Repeats are in September. At least, this time, I’m not in so much pain that I’m considering suicide. I feel optimistic. 

 

As I am going into another exam season, while working, I have to keep myself ticking over for exercise. So I’ll post the shit I’m doing. 

9th July

  • External rotation 3×20@1kg 
  • Bridge – One foot extending on exercise ball- 2×20
  • Stabilization plank with leg raise on ball 1×20
  • Superman holds 60 seconds x1
  • 20km cycling
  • Banded dicksucks 1×10

Pathetic.

 

 

 

1 year on from back injury

Back has not been feeling great recently after the exams, but is much improved since last year. Now that the lumbar disc herniations have been identified, and the neck herniation small, I’ve got sources for the pain and can start to remedy it. I’m much less limited in what I can do – the only things that are out are weightlifting, wrestling, sitting for a long time without breaks, and pounding away in positions that overextend my low back. Unfortunately, these are some of my favourite things. But I’ll adapt.

Gotta keep those glutes tight when pounding. I wish that part of sexual health had been on the sex ed curriculum. I hurt my back when I was 18 doing just that, which was when this whole shitshow began.

The most recent research on pubmed  says that large herniations respond well to conservative treatment, and most people see a 60% reduction in herniation size within a year. Though herniation size doesn’t seem to impact disability. After 7 years, most people have their symptoms resolve, with occasional flare ups, and only 17% have persistent impairment/sciatica. I had a big improvement in my symptoms in the first 6 months, so I’m relieved to know I’m in a group that gets better. Now I just have to live with it.

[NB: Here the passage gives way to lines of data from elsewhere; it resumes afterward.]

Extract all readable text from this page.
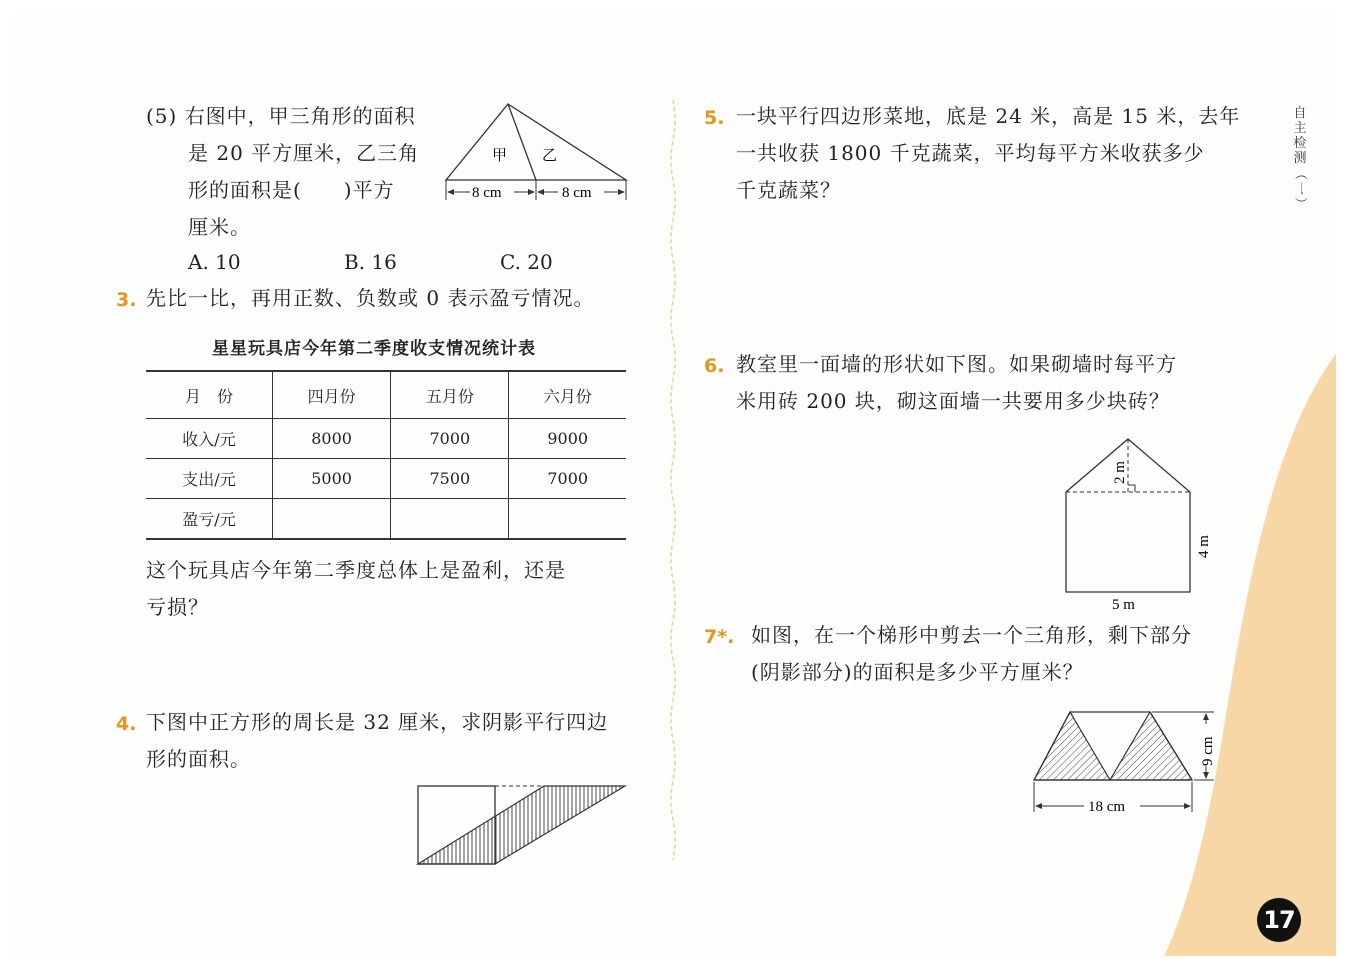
(5) 右图中，甲三角形的面积
是 20 平方厘米，乙三角
形的面积是(　　)平方
厘米。
A. 10	B. 16	C. 20
甲 乙
8 cm	8 cm
3. 先比一比，再用正数、负数或 0 表示盈亏情况。
星星玩具店今年第二季度收支情况统计表
月　份	四月份	五月份	六月份
收入/元	8000	7000	9000
支出/元	5000	7500	7000
盈亏/元			
这个玩具店今年第二季度总体上是盈利，还是
亏损？
4. 下图中正方形的周长是 32 厘米，求阴影平行四边
形的面积。
5. 一块平行四边形菜地，底是 24 米，高是 15 米，去年
一共收获 1800 千克蔬菜，平均每平方米收获多少
千克蔬菜？
6. 教室里一面墙的形状如下图。如果砌墙时每平方
米用砖 200 块，砌这面墙一共要用多少块砖？
2 m
4 m
5 m
7*. 如图，在一个梯形中剪去一个三角形，剩下部分
(阴影部分)的面积是多少平方厘米？
9 cm
18 cm
自
主
检
测
（
一
）
17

I will be getting bloods done to test for arthritis in the coming weeks. The neurosurgeon also noted that I had hypermobility in some joints, which can cause injury and pain.  At least he told me that some people aren’t built to lift weights, and I was one of those people. He said keeping fit was extremely important, and to keep at it. So I guess I have to keep going.

At least my interview tomorrow for a middle management job in our national tax compliance office makes up for it. Just in time for my exam results to come out. At least I will be out of big 4 audit soon enough.